From the U.S. healthcare business front,

  • Modern Healthcare reports,
    • “The rural hospital collaborative in North Dakota has secured two value-based contracts with commercial insurers and more are expected this year, building momentum for those considering similar alliances.
    • “Cibolo Health in October created the Rough Rider High-Value Network comprised of 23 critical access hospitals in North Dakota. The rural hospital advisory firm has since helped launch a similar venture in Minnesota and is in early talks to expand the model in several other states, CEO Nathan White said.
    • “The Rough Rider network inked a Medicare shared savings contract with CVS Health and a contract with Blue Cross Blue Shield of North Dakota that includes quality-based payments and shared savings, White said.

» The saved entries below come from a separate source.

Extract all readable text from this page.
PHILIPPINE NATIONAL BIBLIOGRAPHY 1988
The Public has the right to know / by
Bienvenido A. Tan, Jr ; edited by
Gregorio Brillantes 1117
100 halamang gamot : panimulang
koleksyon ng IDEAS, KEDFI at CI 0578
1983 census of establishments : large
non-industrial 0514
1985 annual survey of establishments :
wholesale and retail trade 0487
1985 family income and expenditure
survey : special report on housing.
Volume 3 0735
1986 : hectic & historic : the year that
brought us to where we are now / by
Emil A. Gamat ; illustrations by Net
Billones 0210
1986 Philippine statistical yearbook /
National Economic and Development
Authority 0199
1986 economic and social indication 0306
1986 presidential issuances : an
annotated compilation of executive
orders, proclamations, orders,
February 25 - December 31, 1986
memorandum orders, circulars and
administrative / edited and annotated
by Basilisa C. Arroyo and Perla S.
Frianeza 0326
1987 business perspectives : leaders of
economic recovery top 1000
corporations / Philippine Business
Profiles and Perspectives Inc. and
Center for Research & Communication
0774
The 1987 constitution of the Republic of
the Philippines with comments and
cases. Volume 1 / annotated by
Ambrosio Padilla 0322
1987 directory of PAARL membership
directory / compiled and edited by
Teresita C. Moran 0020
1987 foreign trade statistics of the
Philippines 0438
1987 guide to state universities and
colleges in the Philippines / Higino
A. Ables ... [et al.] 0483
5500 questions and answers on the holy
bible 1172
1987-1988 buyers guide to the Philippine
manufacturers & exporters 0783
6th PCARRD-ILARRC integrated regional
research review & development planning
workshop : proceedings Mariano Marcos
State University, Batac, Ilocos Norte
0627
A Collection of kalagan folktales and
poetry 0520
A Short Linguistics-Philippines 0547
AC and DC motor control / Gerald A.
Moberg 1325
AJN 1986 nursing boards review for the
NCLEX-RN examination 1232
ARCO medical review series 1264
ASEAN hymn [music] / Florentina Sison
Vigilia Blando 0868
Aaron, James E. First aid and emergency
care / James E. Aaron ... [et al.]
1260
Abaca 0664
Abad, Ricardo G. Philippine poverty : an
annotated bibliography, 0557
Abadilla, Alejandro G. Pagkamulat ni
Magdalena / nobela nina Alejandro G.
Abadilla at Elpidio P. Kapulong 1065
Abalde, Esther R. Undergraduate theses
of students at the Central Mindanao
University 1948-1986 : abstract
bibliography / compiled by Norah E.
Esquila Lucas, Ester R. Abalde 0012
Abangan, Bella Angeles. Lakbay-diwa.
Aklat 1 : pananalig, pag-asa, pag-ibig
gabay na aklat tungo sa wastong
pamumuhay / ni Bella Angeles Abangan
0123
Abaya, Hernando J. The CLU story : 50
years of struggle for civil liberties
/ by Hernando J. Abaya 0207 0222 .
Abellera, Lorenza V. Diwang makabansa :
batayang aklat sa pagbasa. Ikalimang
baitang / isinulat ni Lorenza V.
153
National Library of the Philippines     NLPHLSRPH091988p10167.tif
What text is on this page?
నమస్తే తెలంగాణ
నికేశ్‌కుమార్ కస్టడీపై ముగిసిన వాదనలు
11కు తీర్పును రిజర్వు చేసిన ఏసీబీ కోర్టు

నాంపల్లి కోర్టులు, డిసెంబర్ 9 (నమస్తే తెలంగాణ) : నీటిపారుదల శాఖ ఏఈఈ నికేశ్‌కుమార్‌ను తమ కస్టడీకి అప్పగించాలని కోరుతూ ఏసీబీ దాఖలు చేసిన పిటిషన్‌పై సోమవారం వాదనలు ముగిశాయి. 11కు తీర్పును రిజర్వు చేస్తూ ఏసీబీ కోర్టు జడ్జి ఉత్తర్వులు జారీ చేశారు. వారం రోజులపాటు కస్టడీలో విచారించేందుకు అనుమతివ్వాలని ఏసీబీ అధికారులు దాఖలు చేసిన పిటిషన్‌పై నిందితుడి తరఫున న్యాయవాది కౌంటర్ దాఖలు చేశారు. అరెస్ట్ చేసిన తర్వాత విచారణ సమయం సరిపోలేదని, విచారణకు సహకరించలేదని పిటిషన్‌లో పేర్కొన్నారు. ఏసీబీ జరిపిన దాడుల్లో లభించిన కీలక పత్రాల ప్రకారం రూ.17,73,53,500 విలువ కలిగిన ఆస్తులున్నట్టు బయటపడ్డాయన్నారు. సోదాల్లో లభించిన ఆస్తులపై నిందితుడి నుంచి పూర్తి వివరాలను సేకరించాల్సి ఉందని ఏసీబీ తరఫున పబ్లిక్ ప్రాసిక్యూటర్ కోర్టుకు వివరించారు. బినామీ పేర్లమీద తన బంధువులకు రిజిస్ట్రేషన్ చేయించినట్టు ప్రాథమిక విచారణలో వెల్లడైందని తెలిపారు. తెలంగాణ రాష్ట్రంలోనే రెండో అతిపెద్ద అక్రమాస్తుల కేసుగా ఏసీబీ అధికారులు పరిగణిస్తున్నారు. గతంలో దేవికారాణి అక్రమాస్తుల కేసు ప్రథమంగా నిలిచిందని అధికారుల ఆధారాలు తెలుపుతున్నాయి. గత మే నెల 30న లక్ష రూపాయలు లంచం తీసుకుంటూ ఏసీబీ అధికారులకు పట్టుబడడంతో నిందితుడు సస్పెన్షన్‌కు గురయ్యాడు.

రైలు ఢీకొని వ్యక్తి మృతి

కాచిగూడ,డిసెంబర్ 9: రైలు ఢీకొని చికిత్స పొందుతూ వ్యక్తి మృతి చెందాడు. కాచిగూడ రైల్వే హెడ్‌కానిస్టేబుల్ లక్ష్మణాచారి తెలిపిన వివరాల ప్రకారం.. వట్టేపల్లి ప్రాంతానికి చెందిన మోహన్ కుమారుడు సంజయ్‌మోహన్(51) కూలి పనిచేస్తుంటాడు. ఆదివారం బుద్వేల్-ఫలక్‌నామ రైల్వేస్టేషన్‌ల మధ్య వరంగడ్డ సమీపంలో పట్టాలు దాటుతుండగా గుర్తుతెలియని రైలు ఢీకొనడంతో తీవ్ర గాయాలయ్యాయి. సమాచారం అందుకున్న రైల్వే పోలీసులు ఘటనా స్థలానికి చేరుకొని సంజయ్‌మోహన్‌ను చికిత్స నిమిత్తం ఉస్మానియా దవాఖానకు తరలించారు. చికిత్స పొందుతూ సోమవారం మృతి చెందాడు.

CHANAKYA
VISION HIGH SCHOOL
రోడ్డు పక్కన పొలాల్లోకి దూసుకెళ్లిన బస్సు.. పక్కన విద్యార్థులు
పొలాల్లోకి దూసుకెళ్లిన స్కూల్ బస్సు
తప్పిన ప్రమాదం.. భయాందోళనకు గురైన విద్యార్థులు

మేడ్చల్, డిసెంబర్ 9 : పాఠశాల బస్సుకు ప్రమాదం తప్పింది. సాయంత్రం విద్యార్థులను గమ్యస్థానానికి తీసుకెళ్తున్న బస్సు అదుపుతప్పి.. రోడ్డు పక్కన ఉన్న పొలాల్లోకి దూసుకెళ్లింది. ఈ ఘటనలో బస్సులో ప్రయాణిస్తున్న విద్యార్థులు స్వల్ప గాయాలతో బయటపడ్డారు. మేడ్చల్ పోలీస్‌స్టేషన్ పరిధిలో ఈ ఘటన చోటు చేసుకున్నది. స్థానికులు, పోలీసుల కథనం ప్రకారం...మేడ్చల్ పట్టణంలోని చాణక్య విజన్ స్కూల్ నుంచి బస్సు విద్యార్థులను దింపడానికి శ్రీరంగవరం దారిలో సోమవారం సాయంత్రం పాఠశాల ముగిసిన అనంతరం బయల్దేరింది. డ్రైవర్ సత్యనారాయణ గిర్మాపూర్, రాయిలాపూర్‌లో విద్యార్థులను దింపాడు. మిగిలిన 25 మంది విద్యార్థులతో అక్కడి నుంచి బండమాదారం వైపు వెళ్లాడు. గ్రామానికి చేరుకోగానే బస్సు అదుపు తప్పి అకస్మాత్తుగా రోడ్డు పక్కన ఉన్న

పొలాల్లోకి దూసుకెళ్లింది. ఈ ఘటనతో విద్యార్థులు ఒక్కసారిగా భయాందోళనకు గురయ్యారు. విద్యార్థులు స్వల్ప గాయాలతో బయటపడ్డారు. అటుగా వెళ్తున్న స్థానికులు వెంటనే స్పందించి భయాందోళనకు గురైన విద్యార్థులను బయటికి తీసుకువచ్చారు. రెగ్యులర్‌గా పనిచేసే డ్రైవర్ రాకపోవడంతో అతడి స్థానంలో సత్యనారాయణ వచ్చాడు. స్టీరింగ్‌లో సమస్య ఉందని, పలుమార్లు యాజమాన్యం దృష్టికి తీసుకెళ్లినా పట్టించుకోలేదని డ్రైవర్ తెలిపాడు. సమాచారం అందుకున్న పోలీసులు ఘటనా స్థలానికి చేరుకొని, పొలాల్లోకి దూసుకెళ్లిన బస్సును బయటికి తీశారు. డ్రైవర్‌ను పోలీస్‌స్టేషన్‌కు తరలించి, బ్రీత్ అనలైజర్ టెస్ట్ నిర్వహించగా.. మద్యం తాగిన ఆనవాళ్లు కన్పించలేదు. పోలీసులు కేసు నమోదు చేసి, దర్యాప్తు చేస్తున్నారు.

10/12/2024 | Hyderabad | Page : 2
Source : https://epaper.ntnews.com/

Other payers are interested in Medicare Advantage and accountable care organization contracts, he added.”
  • Healthcare Dive lets us know,
    • “Geisinger will begin a $880 million expansion of its Danville, Pennsylvania-based medical center next year, with plans to include a new 11-story medical tower, the system said Tuesday.
    • “The project will include a larger emergency department, expanded intensive care units and operating suites, as well as private rooms for each patient.
    • “The Risant Health-owned nonprofit plans to execute the expansion in phases, with a target completion date of 2028.” 
  • HR Dive informs us,
    • “With the Great Resignation far in the rearview mirror, companies now are facing another challenge: what to do when employees stay.
    • “The U.S. quit rate — often used as a measure of turnover — has remained steadily at 2.2% for the past seven months, according to the Bureau of Labor Statistics’ Job Openings and Labor Turnover Summary released July 2. 
    • “The lull in employee exits is the perfect time for employers to work on succession planning and enhancing their value proposition, according to Lauren Geer, senior vice president and chief human resources officer of IAC, a holding company to media and internet brands including Dotdash Meredith, Care.com and Angi.
    • “It’s quieter now, but I don’t think we can rest on our laurels by any means or pat ourselves on the back for what a great job we’re doing retaining our employees,” Geer said. “Now’s the time to get the house in order, because I do think there’ll be a time when the employee market picks up.”